Prynn had just closed the door, loudly, after her.
It is too much, Bron thought. I will call for a social guidance appointment. Tomorrow. I’ve got to get some advice.
“Do you think it could be hormones?”
“Which,” Brian asked, from her large, deep, green-plush chair, “of the various things you’ve just gone over do you mean?” Brian was slim, fiftyish, silver-coiffed and silver-nailed, and had told Bron in their first meeting that she was (yes, they were in the u-1) from Mars. Indeed, Brian was what many of the Martian ladies Bron had once hired out to, fifteen years before, had aspired to be, and what those who could afford to keep themselves in such good shape occasionally approached. (Bron remembered their endless, motherly advice. Now, of course, Bron was the client: but otherwise—and both Bron and Brian had commented on, and rather enjoyed, the irony for the first half hour of the first counseling session—little had changed.)
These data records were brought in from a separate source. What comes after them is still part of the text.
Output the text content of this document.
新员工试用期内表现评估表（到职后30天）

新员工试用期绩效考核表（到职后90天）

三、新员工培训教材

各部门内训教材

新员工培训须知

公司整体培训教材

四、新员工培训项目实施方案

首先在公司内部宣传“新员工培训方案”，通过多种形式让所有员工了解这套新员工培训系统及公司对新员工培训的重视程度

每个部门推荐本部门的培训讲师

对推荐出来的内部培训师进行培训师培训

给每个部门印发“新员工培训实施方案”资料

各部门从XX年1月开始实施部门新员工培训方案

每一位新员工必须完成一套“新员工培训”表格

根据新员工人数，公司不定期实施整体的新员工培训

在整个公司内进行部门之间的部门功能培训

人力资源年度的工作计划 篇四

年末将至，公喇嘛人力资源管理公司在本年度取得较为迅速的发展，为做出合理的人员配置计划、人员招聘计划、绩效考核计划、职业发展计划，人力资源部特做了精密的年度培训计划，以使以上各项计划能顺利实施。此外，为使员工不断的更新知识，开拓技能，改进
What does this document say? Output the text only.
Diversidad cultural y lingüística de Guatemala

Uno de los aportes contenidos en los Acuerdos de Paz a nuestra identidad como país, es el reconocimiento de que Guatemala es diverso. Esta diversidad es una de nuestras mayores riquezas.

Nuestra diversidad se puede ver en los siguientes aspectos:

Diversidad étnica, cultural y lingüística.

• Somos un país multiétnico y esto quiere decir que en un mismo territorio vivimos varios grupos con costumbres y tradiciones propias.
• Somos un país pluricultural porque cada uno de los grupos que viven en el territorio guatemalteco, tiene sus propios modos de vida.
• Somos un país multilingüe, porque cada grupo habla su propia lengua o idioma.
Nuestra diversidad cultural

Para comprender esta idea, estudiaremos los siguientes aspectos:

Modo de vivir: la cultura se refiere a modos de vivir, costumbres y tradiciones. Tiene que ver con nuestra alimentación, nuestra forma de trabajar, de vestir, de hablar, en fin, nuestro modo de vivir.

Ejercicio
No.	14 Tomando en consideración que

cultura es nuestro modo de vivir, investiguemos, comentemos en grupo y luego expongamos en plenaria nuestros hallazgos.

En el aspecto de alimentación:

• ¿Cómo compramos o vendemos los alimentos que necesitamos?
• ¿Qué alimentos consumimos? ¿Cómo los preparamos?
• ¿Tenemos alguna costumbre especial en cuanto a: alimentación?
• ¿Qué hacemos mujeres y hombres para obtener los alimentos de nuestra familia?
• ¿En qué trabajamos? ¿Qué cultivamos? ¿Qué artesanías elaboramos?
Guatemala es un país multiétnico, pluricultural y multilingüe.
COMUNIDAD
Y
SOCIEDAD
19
“I don’t know,” Bron said. “Perhaps it is psychological. But I just don’t feel like a woman. I mean all the time, every minute, a complete and whole woman. Of course, when I think about it, or some guy makes a pass at me, then I remember. But most of the time I just feel like an ordinary, normal ...” Bron shrugged, turned in her own chair, as large, as deep, as plush, but yellow.
Brian said: “When you were a man, were you aware of being a man every second of the day? What makes you think that most women feel like women every—”
“But I don’t want to be like most women—” and then wished she hadn’t said it because Brian’s basic counseling technique was not to respond to things un-respondable to—which meant frequent silences. For a while Bron had tried to enjoy them, as she might have, once, if they had occurred in any ordinary conversation. But, somehow during the tenth or so such silence, she had realized that they betokened nobody’s embarrassment but her own. “Maybe more hormones—” she said at last. “Or maybe they should have doctored up a few more X chromosomes in a few more cells. I mean, perhaps they didn’t infect enough of them.”